Mearsheimer was above all regretting that the removal of Freeman from his public post meant the loss of someone who held views in respect of the Middle East that broke the mould where successive American administrations are concerned. President Obama has done nothing to date to suggest that his administration is going to behave any more evenhandedly there than its predecessors, unless the far more moderate attitude he has been showing towards Iran and its nuclear ambitions is a hint that we need to give him time before he feels confident enough to take on opponents such as the lobby. I find it remarkable that Foxman, who makes such a big thing about the Israel lobby representing not just its own narrow interests but what he chooses to call ‘mainstream American views’, which appear to be identical with his own, and who celebrates the ‘diversity of thinking on Middle Eastern issues’ to be found in this country, should at the same time see it as intolerable that someone like Charles Freeman, who has spoken out robustly for one valuable strand at least of that diversity, should be granted a public position in which he might be able to make his influence count for more than he can once reduced in rank to private citizen.
Jonathan Bell
Boston
In his review of The Kindly Ones, Neal Ascherson takes Jonathan Littell to task for failing to explain how ordinary men become complicit in barbarism (LRB, 30 April). But is the story of Littell’s narrator, an SS officer called Maximilian Aue, really intended to shed light on the ‘ordinary men’ enigma?

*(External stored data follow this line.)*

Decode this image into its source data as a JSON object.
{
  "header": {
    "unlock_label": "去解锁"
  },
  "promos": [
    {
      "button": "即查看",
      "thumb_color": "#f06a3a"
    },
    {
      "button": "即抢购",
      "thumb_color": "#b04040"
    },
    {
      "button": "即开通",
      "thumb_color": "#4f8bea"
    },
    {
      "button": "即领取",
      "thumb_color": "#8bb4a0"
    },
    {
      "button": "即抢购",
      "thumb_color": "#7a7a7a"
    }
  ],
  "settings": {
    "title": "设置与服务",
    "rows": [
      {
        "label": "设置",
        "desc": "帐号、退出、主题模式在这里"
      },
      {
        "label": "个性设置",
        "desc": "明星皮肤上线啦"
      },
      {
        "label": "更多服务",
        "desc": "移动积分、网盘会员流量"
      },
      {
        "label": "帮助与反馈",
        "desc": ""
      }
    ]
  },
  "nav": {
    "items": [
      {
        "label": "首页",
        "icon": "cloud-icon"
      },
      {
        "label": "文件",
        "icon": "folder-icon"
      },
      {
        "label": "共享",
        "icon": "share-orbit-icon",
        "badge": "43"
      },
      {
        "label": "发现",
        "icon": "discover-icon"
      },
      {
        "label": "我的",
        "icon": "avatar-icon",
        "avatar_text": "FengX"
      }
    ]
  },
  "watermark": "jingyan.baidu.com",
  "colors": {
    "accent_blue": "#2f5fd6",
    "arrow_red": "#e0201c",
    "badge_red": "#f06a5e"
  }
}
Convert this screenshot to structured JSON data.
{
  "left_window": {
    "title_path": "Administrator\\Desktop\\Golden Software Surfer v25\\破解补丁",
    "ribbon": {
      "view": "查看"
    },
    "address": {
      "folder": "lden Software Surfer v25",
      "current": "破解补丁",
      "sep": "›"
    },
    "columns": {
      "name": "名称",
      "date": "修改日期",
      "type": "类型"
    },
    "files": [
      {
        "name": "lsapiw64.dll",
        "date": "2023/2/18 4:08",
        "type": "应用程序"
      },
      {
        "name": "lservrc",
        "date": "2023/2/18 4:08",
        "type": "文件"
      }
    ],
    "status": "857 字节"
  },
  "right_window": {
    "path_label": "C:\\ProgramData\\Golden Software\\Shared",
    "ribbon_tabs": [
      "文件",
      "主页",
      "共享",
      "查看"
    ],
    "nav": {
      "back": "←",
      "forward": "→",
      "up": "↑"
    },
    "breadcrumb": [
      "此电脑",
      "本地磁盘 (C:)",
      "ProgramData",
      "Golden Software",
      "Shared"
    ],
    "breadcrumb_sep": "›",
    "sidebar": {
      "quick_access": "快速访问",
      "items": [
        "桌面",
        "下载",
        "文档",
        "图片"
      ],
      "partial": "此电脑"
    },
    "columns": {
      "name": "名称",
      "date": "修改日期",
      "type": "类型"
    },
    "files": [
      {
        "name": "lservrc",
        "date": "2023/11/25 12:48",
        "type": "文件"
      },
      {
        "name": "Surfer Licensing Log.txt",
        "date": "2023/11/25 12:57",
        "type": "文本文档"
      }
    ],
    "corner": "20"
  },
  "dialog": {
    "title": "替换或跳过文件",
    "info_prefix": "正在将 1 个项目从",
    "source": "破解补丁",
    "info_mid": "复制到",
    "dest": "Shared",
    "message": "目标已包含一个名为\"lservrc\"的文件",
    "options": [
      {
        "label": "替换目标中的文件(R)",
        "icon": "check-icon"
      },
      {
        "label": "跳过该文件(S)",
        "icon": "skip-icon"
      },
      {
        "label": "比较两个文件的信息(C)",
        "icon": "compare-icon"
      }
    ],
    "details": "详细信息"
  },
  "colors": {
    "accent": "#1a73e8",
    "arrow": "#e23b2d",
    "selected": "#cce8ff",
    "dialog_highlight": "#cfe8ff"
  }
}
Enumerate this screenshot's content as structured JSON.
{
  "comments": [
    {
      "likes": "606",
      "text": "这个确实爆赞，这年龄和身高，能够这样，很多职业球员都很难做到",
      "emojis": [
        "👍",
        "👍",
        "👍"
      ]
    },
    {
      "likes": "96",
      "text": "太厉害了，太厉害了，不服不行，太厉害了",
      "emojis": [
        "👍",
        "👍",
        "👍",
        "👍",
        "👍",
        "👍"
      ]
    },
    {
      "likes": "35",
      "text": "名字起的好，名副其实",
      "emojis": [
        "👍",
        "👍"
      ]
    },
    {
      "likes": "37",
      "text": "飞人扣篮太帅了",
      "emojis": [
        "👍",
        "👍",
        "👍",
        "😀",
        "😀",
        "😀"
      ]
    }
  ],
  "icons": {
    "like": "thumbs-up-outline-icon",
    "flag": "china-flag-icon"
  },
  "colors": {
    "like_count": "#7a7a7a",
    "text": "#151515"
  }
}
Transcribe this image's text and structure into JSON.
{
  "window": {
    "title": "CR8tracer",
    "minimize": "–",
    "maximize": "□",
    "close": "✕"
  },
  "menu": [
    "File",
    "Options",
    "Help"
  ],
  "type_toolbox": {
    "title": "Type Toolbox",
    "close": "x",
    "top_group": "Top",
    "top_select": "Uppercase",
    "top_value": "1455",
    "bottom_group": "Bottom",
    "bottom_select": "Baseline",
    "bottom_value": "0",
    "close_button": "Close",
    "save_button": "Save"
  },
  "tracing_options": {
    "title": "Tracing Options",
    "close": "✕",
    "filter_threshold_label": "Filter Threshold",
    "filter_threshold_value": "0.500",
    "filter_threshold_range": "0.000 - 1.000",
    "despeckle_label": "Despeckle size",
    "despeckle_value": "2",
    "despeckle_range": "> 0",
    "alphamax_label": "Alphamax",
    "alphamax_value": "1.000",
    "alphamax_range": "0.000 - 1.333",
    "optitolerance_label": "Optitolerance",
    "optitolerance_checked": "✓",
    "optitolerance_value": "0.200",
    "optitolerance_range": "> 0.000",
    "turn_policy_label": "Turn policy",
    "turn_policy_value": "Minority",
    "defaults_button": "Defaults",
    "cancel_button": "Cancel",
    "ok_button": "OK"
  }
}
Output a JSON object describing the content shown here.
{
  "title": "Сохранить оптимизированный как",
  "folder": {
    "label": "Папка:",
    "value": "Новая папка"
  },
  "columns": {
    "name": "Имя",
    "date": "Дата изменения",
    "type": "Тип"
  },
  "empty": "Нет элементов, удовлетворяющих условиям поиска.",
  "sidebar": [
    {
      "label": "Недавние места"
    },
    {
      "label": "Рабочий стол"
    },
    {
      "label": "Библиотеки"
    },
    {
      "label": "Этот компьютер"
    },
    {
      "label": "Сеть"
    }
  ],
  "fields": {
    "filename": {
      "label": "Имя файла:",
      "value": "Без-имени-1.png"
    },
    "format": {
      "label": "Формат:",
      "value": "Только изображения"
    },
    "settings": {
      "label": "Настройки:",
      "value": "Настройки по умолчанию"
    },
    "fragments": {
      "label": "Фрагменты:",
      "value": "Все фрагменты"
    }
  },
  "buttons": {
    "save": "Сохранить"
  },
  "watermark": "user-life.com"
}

Aue would like us to think of him as an ordinary man, but then so did virtually every Nazi after the war, when confessions were self-absolved by the claim that ‘we were just following orders.’ While Littell may have read Christopher Browning’s study of Reserve Police Battalion 101, as Ascherson suggests, his protagonist – a member of the SS elite, as well as a sadist and sexual pervert – bears little resemblance to Browning’s subjects, men who were too old, or unsuitable, for the army. If Aue’s contention that ‘the real danger to mankind is me, is you’ fails to convince, that may be because it’s not intended to. Indeed, Aue is so extraordinary a character that one is tempted to read Littell’s book not as a study of the ‘banality of evil’, but as a reminder of Nazism’s ‘radical evil’, the concept Hannah Arendt developed in Origins of Totalitarianism, and discarded in Eichmann in Jerusalem.
Noah Green
Manchester
Hugh Wilford asks whether we should ‘say thank you’ for the overrated Marshall Plan (LRB, 30 April). Since 1953, Britain has been expressing gratitude in the form of Marshall Scholarships for visiting American postgraduate students, at a cost of more than £2 million a year. It’s a lovely gesture, but meanwhile Alistair Darling’s Budget means that 28,000 British students won’t have university places next year because of funding cuts. Perhaps it’s time to tell the Yanks we’ve said our thank yous.
Miranda Weir
London NW5
Despite all the drawbacks mentioned by John Lanchester, there is a small nostalgia factor in Street View’s favour (LRB, 9 April). I stumbled on it by accident, and found images of my grandparents’ street near North Pole Road in White City in London. My grandparents, a cleaning woman and a bricklayer, lived there from about 1932 until their deaths, in 1982 and 1986. When they moved in, the street was thought to be slightly upmarket, because policemen lived there. It looks rather shabby now. As my father remarked when he looked at the pictures, ‘I see the dustbins are still out front.’ I haven’t seen the place since just before my grandfather’s death and the pictures brought tears to my eyes.